In justifying the practice, prosecutors and courts play word games, denying that a far harsher sentence is a “punishment.” Rather, they say, it’s what the defendant deserved for the crime, and the relative lenience of a plea bargain is a “reward” for saving the government the expense, inconvenience and risks of a trial. As the Supreme Court put it: “We cannot hold that it is unconstitutional for the State to extend a benefit to a defendant who in turn extends a substantial benefit to the State” (emphasis added).
Yet imagine if the government, instead of directly punishing disfavored speech, accomplished the same objective in a roundabout way by offering a tax rebate for people who waive their First Amendment rights. Any judge would see through the maneuver.
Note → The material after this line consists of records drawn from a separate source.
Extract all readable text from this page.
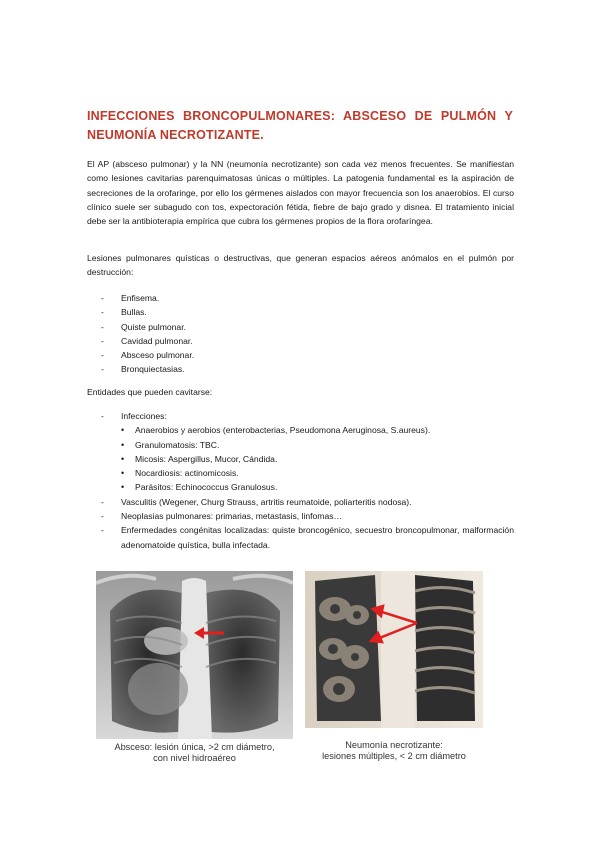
INFECCIONES BRONCOPULMONARES: ABSCESO DE PULMÓN Y NEUMONÍA NECROTIZANTE.
El AP (absceso pulmonar) y la NN (neumonía necrotizante) son cada vez menos frecuentes. Se manifiestan como lesiones cavitarias parenquimatosas únicas o múltiples. La patogenia fundamental es la aspiración de secreciones de la orofaringe, por ello los gérmenes aislados con mayor frecuencia son los anaerobios. El curso clínico suele ser subagudo con tos, expectoración fétida, fiebre de bajo grado y disnea. El tratamiento inicial debe ser la antibioterapia empírica que cubra los gérmenes propios de la flora orofaríngea.
Lesiones pulmonares quísticas o destructivas, que generan espacios aéreos anómalos en el pulmón por destrucción:
- Enfisema.
- Bullas.
- Quiste pulmonar.
- Cavidad pulmonar.
- Absceso pulmonar.
- Bronquiectasias.
Entidades que pueden cavitarse:
- Infecciones:
• Anaerobios y aerobios (enterobacterias, Pseudomona Aeruginosa, S.aureus).
• Granulomatosis: TBC.
• Micosis: Aspergillus, Mucor, Cándida.
• Nocardiosis: actinomicosis.
• Parásitos: Echinococcus Granulosus.
- Vasculitis (Wegener, Churg Strauss, artritis reumatoide, poliarteritis nodosa).
- Neoplasias pulmonares: primarias, metastasis, linfomas…
- Enfermedades congénitas localizadas: quiste broncogénico, secuestro broncopulmonar, malformación adenomatoide quística, bulla infectada.
Absceso: lesión única, >2 cm diámetro,
con nivel hidroaéreo
Neumonía necrotizante:
lesiones múltiples, < 2 cm diámetro
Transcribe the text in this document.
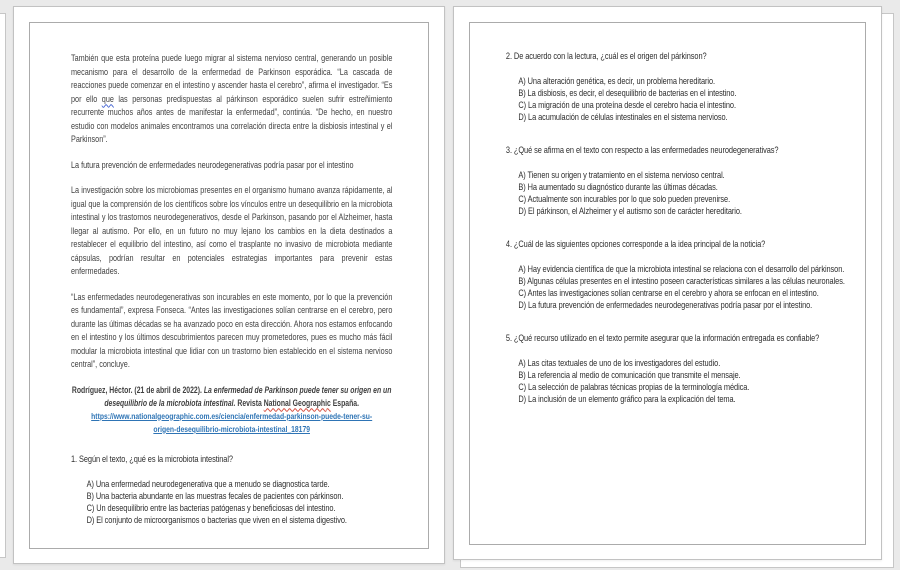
También que esta proteína puede luego migrar al sistema nervioso central, generando un posible mecanismo para el desarrollo de la enfermedad de Parkinson esporádica. “La cascada de reacciones puede comenzar en el intestino y ascender hasta el cerebro”, afirma el investigador. “Es por ello que las personas predispuestas al párkinson esporádico suelen sufrir estreñimiento recurrente muchos años antes de manifestar la enfermedad”, continúa. “De hecho, en nuestro estudio con modelos animales encontramos una correlación directa entre la disbiosis intestinal y el Parkinson”.

La futura prevención de enfermedades neurodegenerativas podría pasar por el intestino

La investigación sobre los microbiomas presentes en el organismo humano avanza rápidamente, al igual que la comprensión de los científicos sobre los vínculos entre un desequilibrio en la microbiota intestinal y los trastornos neurodegenerativos, desde el Parkinson, pasando por el Alzheimer, hasta llegar al autismo. Por ello, en un futuro no muy lejano los cambios en la dieta destinados a restablecer el equilibrio del intestino, así como el trasplante no invasivo de microbiota mediante cápsulas, podrían resultar en potenciales estrategias importantes para prevenir estas enfermedades.

“Las enfermedades neurodegenerativas son incurables en este momento, por lo que la prevención es fundamental”, expresa Fonseca. “Antes las investigaciones solían centrarse en el cerebro, pero durante las últimas décadas se ha avanzado poco en esta dirección. Ahora nos estamos enfocando en el intestino y los últimos descubrimientos parecen muy prometedores, pues es mucho más fácil modular la microbiota intestinal que lidiar con un trastorno bien establecido en el sistema nervioso central”, concluye.

Rodríguez, Héctor. (21 de abril de 2022). La enfermedad de Parkinson puede tener su origen en un desequilibrio de la microbiota intestinal. Revista National Geographic España.
https://www.nationalgeographic.com.es/ciencia/enfermedad-parkinson-puede-tener-su-
origen-desequilibrio-microbiota-intestinal_18179

1. Según el texto, ¿qué es la microbiota intestinal?
A) Una enfermedad neurodegenerativa que a menudo se diagnostica tarde.
B) Una bacteria abundante en las muestras fecales de pacientes con párkinson.
C) Un desequilibrio entre las bacterias patógenas y beneficiosas del intestino.
D) El conjunto de microorganismos o bacterias que viven en el sistema digestivo.
2. De acuerdo con la lectura, ¿cuál es el origen del párkinson?
A) Una alteración genética, es decir, un problema hereditario.
B) La disbiosis, es decir, el desequilibrio de bacterias en el intestino.
C) La migración de una proteína desde el cerebro hacia el intestino.
D) La acumulación de células intestinales en el sistema nervioso.
3. ¿Qué se afirma en el texto con respecto a las enfermedades neurodegenerativas?
A) Tienen su origen y tratamiento en el sistema nervioso central.
B) Ha aumentado su diagnóstico durante las últimas décadas.
C) Actualmente son incurables por lo que solo pueden prevenirse.
D) El párkinson, el Alzheimer y el autismo son de carácter hereditario.
4. ¿Cuál de las siguientes opciones corresponde a la idea principal de la noticia?
A) Hay evidencia científica de que la microbiota intestinal se relaciona con el desarrollo del párkinson.
B) Algunas células presentes en el intestino poseen características similares a las células neuronales.
C) Antes las investigaciones solían centrarse en el cerebro y ahora se enfocan en el intestino.
D) La futura prevención de enfermedades neurodegenerativas podría pasar por el intestino.
5. ¿Qué recurso utilizado en el texto permite asegurar que la información entregada es confiable?
A) Las citas textuales de uno de los investigadores del estudio.
B) La referencia al medio de comunicación que transmite el mensaje.
C) La selección de palabras técnicas propias de la terminología médica.
D) La inclusión de un elemento gráfico para la explicación del tema.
So why do the courts invoke the same meaningless distinction when it comes to the right to trial?
Because more than 90% of defendants waive the right to trial, usually for fear of the trial penalty. If the penalty were held unconstitutional, it could overwhelm the system. But is that a good enough reason to trample a constitutional right? Under America’s Constitution, rights are the absolutes to which practical considerations must adapt. We can build more courthouses and appoint more judges and prosecutors to accommodate the right to trial. We can also decriminalize many actions that are today treated as crimes, beginning with drug use....
The time has come to end the unconstitutional trial penalty.